Боярышник не знала, как проникнуть в этот отель; она захватила с собой горсть золота, зная по опыту, что это лучший паспорт.
Приехав в отель, она вскричала:
– Какое счастье!
Понятие о счастье бывает относительно. Для нее в настоящую минуту счастьем была записка на воротах: «Сдается внаем».
Она позвонила.
– Вы из числа свадебных гостей? – спросил ее привратник.
Боярышник едва не промолчала.
– Да и нет, – сказала она наконец, – я знаю немного невесту и хорошо жениха; но главная причина моего приезда та, что я хочу нанять этот отель, который, как известно, сдается внаем.
– Двенадцать тысяч франков, – сказал привратник, осматривая Боярышника и раздумывая, следует ли спустить цену до десяти тысяч.
– Именно столько, сколько я предполагаю платить. Осмотрим его.
– О, только не сегодня, а дня через два.
«Значит, Марциал и его жена хотят провести здесь завтрашний день», – подумала Боярышник и потом сказала громко, подавая привратнику пять луидоров. – Я знаю причину вашего отказа: вы не хотите впустить меня в брачную комнату. Но мы не станем ее осматривать.
Привратник недоумевал, брать или не брать луидоры.
– Ну, если не хотите, то не показывайте мне брачной комнаты, – сказала Боярышник.
– Хорошо, – отвечал привратник, – воспользуемся тем, что еще не приехала горничная невесты.
Боярышник едва взглянула на комнаты нижнего этажа. Когда поднялись на первый этаж и подошли к дверям комнаты, назначенной для супругов, привратник отказался отпереть ее.
– Ну, ну, отоприте, – сказала Боярышник, подавая ему еще пять луидоров.
– Правда, это самая лучшая комната, и вам необходимо видеть ее; я отопру, имея в виду интерес владельца.
Эта комната была обита голубым дамá, с кроватью на возвышении посреди; напротив кровати находился камин с большим венецианским зеркалом; с каждой стороны кровати по окну; сзади две уборные, отделявшиеся драпировкой.
Боярышник нашла, что ей будет весьма легко спрятаться в одной из уборных и привести в исполнение хорошо обдуманный план.

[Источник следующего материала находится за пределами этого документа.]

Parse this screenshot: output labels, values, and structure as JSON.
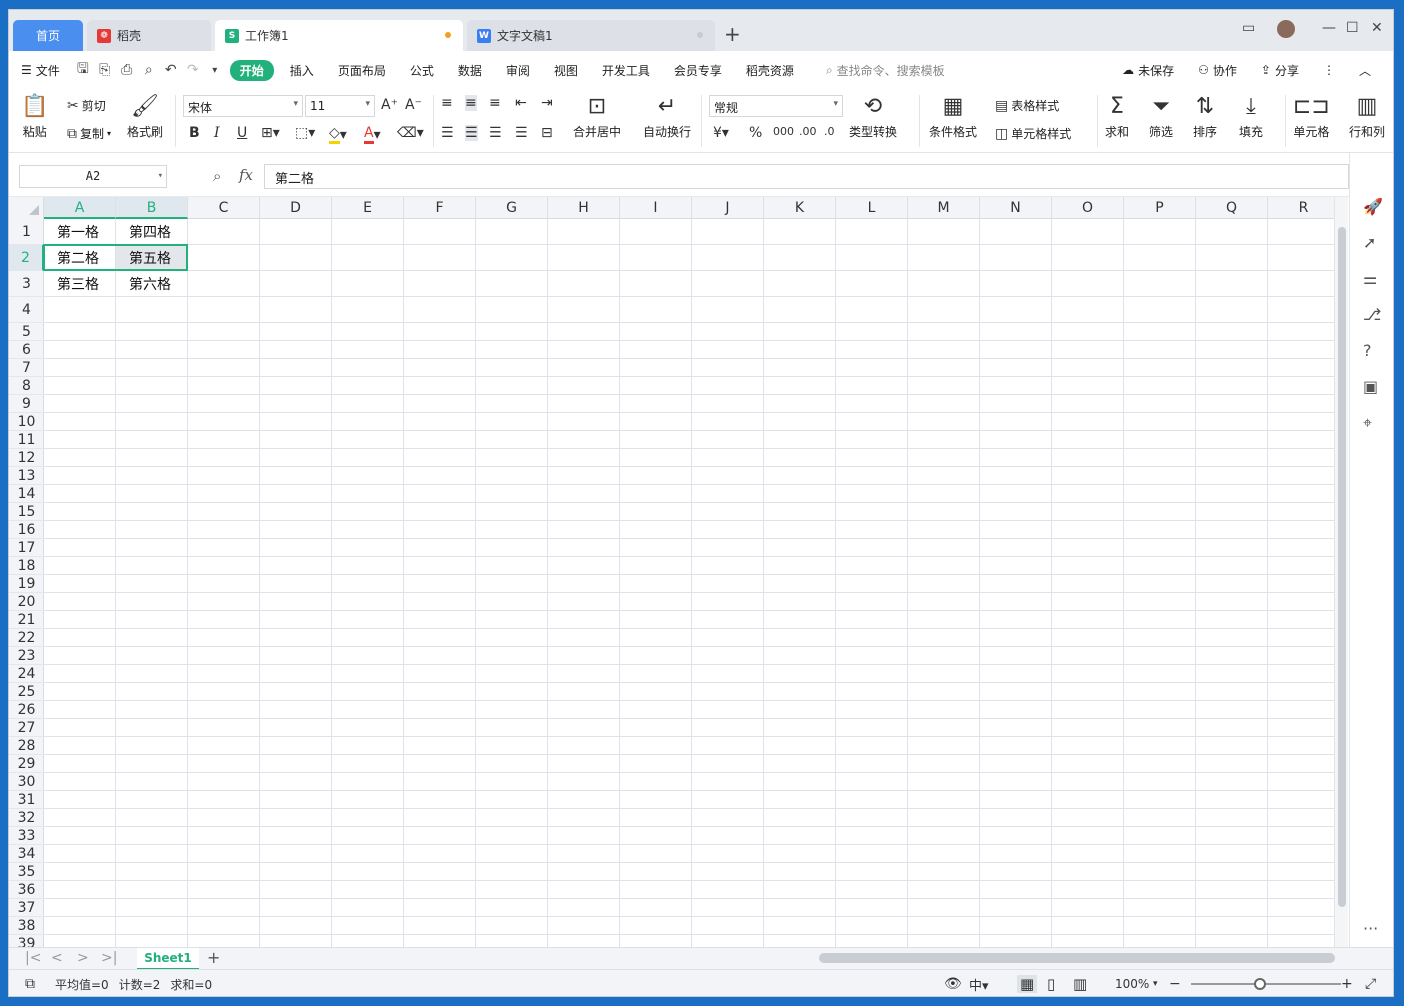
{
  "tabs": {
    "home": "首页",
    "daoke": "稻壳",
    "workbook": "工作簿1",
    "document": "文字文稿1"
  },
  "menu": {
    "file": "文件",
    "items": [
      "开始",
      "插入",
      "页面布局",
      "公式",
      "数据",
      "审阅",
      "视图",
      "开发工具",
      "会员专享",
      "稻壳资源"
    ],
    "search": "查找命令、搜索模板",
    "unsaved": "未保存",
    "collab": "协作",
    "share": "分享"
  },
  "ribbon": {
    "paste": "粘贴",
    "cut": "剪切",
    "copy": "复制",
    "format_painter": "格式刷",
    "font": "宋体",
    "font_size": "11",
    "merge": "合并居中",
    "wrap": "自动换行",
    "number_format": "常规",
    "type_convert": "类型转换",
    "cond_format": "条件格式",
    "table_style": "表格样式",
    "cell_style": "单元格样式",
    "sum": "求和",
    "filter": "筛选",
    "sort": "排序",
    "fill": "填充",
    "cell": "单元格",
    "rowcol": "行和列"
  },
  "formula_bar": {
    "name_box": "A2",
    "fx": "fx",
    "value": "第二格"
  },
  "columns": [
    "A",
    "B",
    "C",
    "D",
    "E",
    "F",
    "G",
    "H",
    "I",
    "J",
    "K",
    "L",
    "M",
    "N",
    "O",
    "P",
    "Q",
    "R"
  ],
  "rows": [
    "1",
    "2",
    "3",
    "4",
    "5",
    "6",
    "7",
    "8",
    "9",
    "10",
    "11",
    "12",
    "13",
    "14",
    "15",
    "16",
    "17",
    "18",
    "19",
    "20",
    "21",
    "22",
    "23",
    "24",
    "25",
    "26",
    "27",
    "28",
    "29",
    "30",
    "31",
    "32",
    "33",
    "34",
    "35",
    "36",
    "37",
    "38",
    "39"
  ],
  "cells": {
    "A1": "第一格",
    "B1": "第四格",
    "A2": "第二格",
    "B2": "第五格",
    "A3": "第三格",
    "B3": "第六格"
  },
  "sheet": {
    "name": "Sheet1"
  },
  "status": {
    "average": "平均值=0",
    "count": "计数=2",
    "sum": "求和=0",
    "zoom": "100%"
  },
  "colors": {
    "accent": "#22b07d",
    "home_tab": "#4a8ef0",
    "desktop": "#1a6fc4"
  }
}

– Чем больше смотрю, тем больше желаю окончить свои дни в этом отеле, – сказала она привратнику. – Все нравится мне здесь – двор, сад, комнаты. – Потом со вздохом продолжала: – Эта спальня с голубой обивкой чудесна. Как приятно спать здесь!
Боярышник вернулась к своему экипажу, спросив у привратника, в котором часу приедет горничная невесты.

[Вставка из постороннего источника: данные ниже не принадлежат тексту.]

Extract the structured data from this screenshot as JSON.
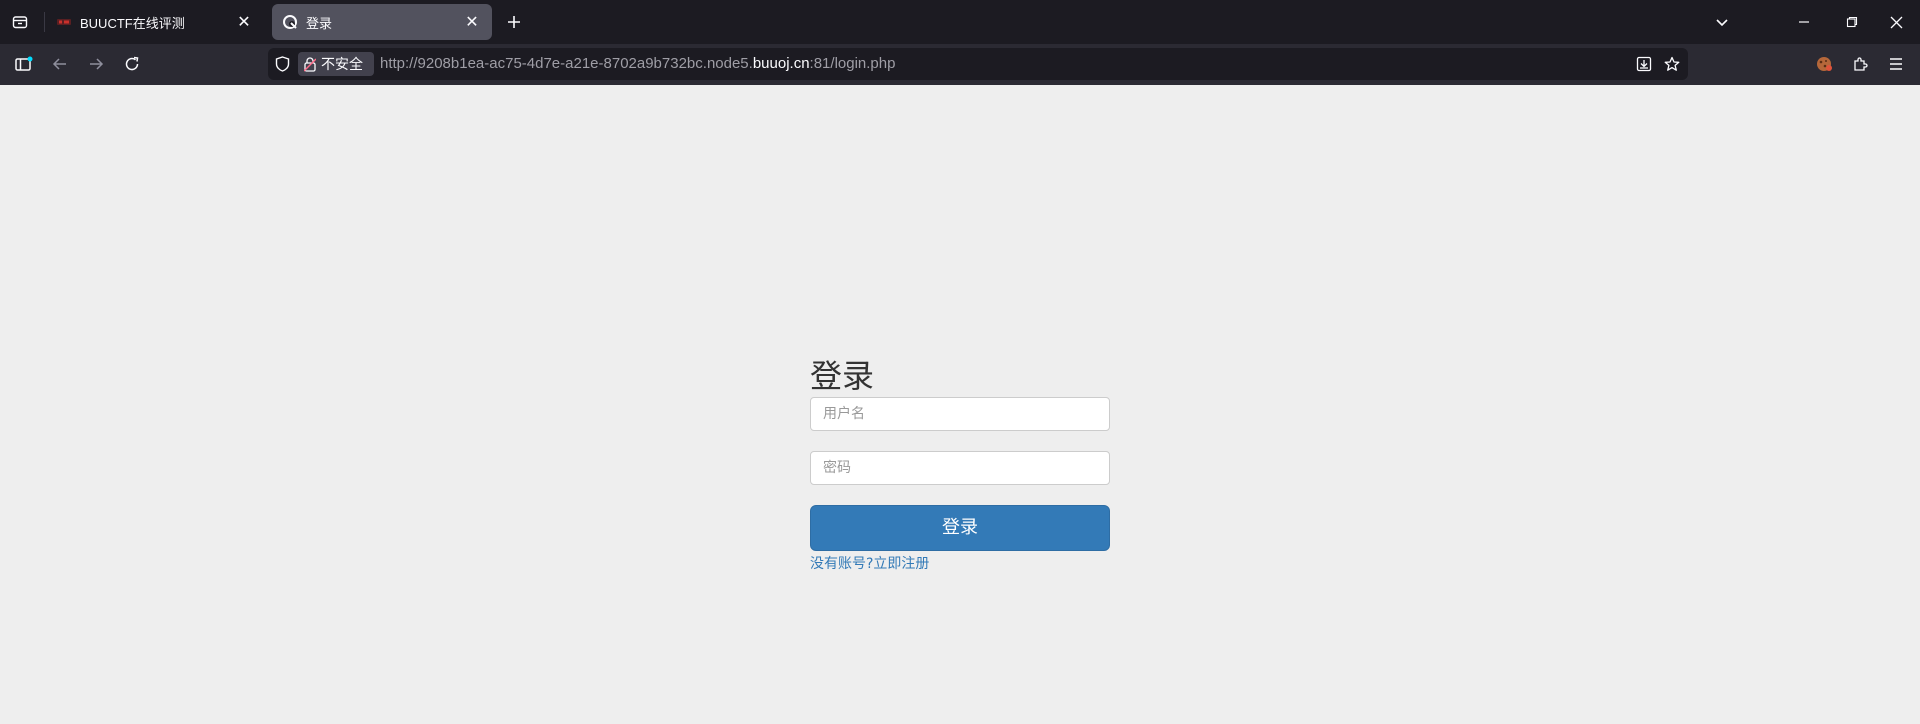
{
  "browser": {
    "tabs": [
      {
        "title": "BUUCTF在线评测",
        "active": false
      },
      {
        "title": "登录",
        "active": true
      }
    ],
    "address": {
      "security_label": "不安全",
      "url_prefix": "http://9208b1ea-ac75-4d7e-a21e-8702a9b732bc.node5.",
      "url_host": "buuoj.cn",
      "url_suffix": ":81/login.php"
    }
  },
  "login": {
    "heading": "登录",
    "username_placeholder": "用户名",
    "password_placeholder": "密码",
    "submit_label": "登录",
    "register_link": "没有账号?立即注册"
  },
  "colors": {
    "primary": "#337ab7",
    "page_bg": "#eeeeee",
    "chrome_bg": "#1c1b22",
    "toolbar_bg": "#2b2a33"
  }
}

– Вечером, после обеда, быть может, незадолго до госпожи, потому что приказала мне приготовить все.
Вернувшись домой, Боярышник серьезно занялась своим завещанием. Состояния у нее не было, но были безделушки, которые послужили бы для ее знакомых приятным воспоминанием о ней. Она не забыла ни Марциала, ни Жанны. Последней она завещала молитвенник с выпуклым вензелем А под графской короной. Марциалу она назначала свой портрет, едва начатый художником Мадрацо. Ни одна из ее приятельниц, равно как и горничная, не была забыта.
Подписав завещание, она пересмотрела письма и с любовью уложила их в ящичек из черного дерева. Это были письма Марциала; под ними находилось еще одно письмо Жанны.
– Ах, как она любила его в то время, – сказала Боярышник, – но я уверена, что теперь любит меньше моего! – Она пришла к тому заключению, что это письмо свидетельствовало против Жанны. – Увы! Оно свидетельствует главным образом против меня. В жизни я совершила только одно дурное дело, именно отняла у Марциала письма Жанны.
Она положила последнее письмо в конверт и написала адрес своей соперницы.
Потом открыла небольшую тетрадь, в которой Бриансон записал несколько событий из своей жизни. Уже не в первый раз она читала эти отрывки и теперь снова пробежала следующие строки:
Вчера – едва верю тому – молодая светская девушка из лучшей фамилии, с которой я как-то вальсировал, бросилась в мои объятия со всей пылкостью сердца, отдавшись мне и телом, и душой, как будто я был ее достоин. Это событие пугает меня; что-то будет дальше?..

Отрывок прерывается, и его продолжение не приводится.